自らの足を棒にして、情報を取ることをサボり、たいして労力を掛けずに記者クラブで、一方的に与えられた情報をぬくぬくとまとめて記事にするだけで、ジャーナリストといえるのであろうか。
これでは、「都合のよい情報のみを国民に垂れ流し、悪い情報は遮断する中国」をバカにすることはできない。
まさに、戦時中の「大本営発表」と一緒であり、マスメディアの皆さんには、猛省してもらいたい。

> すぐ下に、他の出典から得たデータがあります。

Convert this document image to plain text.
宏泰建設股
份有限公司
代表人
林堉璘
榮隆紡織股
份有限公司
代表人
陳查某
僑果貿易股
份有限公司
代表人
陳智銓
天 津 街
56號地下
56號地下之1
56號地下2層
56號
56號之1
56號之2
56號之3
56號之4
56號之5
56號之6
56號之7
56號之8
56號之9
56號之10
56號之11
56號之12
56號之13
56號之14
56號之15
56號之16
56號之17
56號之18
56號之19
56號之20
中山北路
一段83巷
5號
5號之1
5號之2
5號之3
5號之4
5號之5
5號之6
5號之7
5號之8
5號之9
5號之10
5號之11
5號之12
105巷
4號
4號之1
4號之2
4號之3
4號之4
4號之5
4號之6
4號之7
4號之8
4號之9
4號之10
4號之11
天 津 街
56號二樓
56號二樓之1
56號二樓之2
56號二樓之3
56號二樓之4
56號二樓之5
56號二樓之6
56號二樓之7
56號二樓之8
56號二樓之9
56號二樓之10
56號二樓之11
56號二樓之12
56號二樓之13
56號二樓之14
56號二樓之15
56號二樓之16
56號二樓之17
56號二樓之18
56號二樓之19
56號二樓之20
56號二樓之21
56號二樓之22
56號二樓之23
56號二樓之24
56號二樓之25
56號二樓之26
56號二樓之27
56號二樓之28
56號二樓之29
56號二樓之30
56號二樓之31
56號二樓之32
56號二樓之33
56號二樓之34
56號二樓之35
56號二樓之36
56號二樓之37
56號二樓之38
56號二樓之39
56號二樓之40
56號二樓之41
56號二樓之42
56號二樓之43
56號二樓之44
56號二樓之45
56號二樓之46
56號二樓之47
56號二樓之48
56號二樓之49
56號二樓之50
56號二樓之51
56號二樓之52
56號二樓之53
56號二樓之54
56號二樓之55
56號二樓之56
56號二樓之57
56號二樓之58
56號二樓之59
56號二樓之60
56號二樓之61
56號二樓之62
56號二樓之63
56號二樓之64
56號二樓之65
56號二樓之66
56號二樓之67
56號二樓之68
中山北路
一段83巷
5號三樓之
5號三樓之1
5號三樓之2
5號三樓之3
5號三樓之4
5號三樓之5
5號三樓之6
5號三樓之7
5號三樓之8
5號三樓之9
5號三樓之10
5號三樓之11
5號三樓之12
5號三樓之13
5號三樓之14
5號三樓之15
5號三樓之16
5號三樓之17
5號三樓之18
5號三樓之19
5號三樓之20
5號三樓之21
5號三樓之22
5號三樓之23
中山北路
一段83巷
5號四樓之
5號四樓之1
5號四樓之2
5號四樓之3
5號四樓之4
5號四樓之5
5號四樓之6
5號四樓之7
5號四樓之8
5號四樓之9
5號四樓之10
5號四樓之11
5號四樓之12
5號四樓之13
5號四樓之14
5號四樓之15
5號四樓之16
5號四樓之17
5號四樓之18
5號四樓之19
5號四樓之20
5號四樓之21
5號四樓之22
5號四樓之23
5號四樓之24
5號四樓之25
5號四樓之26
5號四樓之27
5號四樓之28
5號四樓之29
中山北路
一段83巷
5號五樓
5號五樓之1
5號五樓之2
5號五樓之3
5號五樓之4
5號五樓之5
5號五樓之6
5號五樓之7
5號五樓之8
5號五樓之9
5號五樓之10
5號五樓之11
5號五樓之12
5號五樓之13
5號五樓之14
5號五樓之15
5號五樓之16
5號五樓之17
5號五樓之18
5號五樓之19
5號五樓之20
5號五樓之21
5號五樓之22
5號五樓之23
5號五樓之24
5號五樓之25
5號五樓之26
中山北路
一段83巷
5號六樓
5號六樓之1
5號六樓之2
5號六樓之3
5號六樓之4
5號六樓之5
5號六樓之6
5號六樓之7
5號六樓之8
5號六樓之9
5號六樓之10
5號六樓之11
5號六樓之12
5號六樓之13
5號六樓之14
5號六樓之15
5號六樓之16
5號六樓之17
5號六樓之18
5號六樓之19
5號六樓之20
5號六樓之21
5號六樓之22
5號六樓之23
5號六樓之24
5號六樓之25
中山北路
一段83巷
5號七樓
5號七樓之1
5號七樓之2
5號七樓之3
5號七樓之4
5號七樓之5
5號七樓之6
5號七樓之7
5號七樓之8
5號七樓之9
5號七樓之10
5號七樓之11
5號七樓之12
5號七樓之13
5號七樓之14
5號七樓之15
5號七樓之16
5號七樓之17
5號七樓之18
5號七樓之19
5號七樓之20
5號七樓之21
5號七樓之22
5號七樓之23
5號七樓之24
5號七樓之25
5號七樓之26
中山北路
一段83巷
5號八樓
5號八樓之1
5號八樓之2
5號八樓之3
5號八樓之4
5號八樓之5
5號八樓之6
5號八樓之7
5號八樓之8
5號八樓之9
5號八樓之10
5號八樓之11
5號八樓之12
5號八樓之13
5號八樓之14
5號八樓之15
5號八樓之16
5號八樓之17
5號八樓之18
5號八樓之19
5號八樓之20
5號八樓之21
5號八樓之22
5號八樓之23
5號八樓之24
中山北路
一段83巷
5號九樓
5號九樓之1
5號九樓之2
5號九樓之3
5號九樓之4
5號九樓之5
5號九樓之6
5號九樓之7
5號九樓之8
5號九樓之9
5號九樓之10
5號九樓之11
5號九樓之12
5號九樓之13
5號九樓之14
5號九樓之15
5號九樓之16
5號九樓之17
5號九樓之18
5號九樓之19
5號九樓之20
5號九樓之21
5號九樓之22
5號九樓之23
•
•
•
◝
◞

つまり、記者クラブで、検察が一方的に発表する情報を「正しい情報」として捉え、裁判を開いて判定されていないのにすべてが確定した真相であるがごとく、世論を結果的に誘導してきた罪は大きいと言わざる得ない。
私達、一般市民も「新聞やテレビからの情報」を鵜呑みに信頼し過ぎであろう。
もちろん、私達が、記者のように、「足を棒にして自ら情報を得ること」はできない。
しかし、マスメディアが報道する情報を、すべて鵜呑みにせず「本当にそういえるのかな?」「一方的な情報ではないのかな?」などとチェックしながらニュースを捉え、「報道の大きさや世の中の反響に惑わされない深くものごとを見る目を持つ」ことが重要なのだ。
ここ数年、福島県知事汚職事件、ライブドア事件、鈴木宗男氏政治資金等関連事件、小沢一郎氏政治資金件連事件など特捜が手掛けてきた世間を賑わせた事件は数多い。
特捜組織の構造の見直しに加えて、これらの事件の検証も必要なのではないだろうかと思う。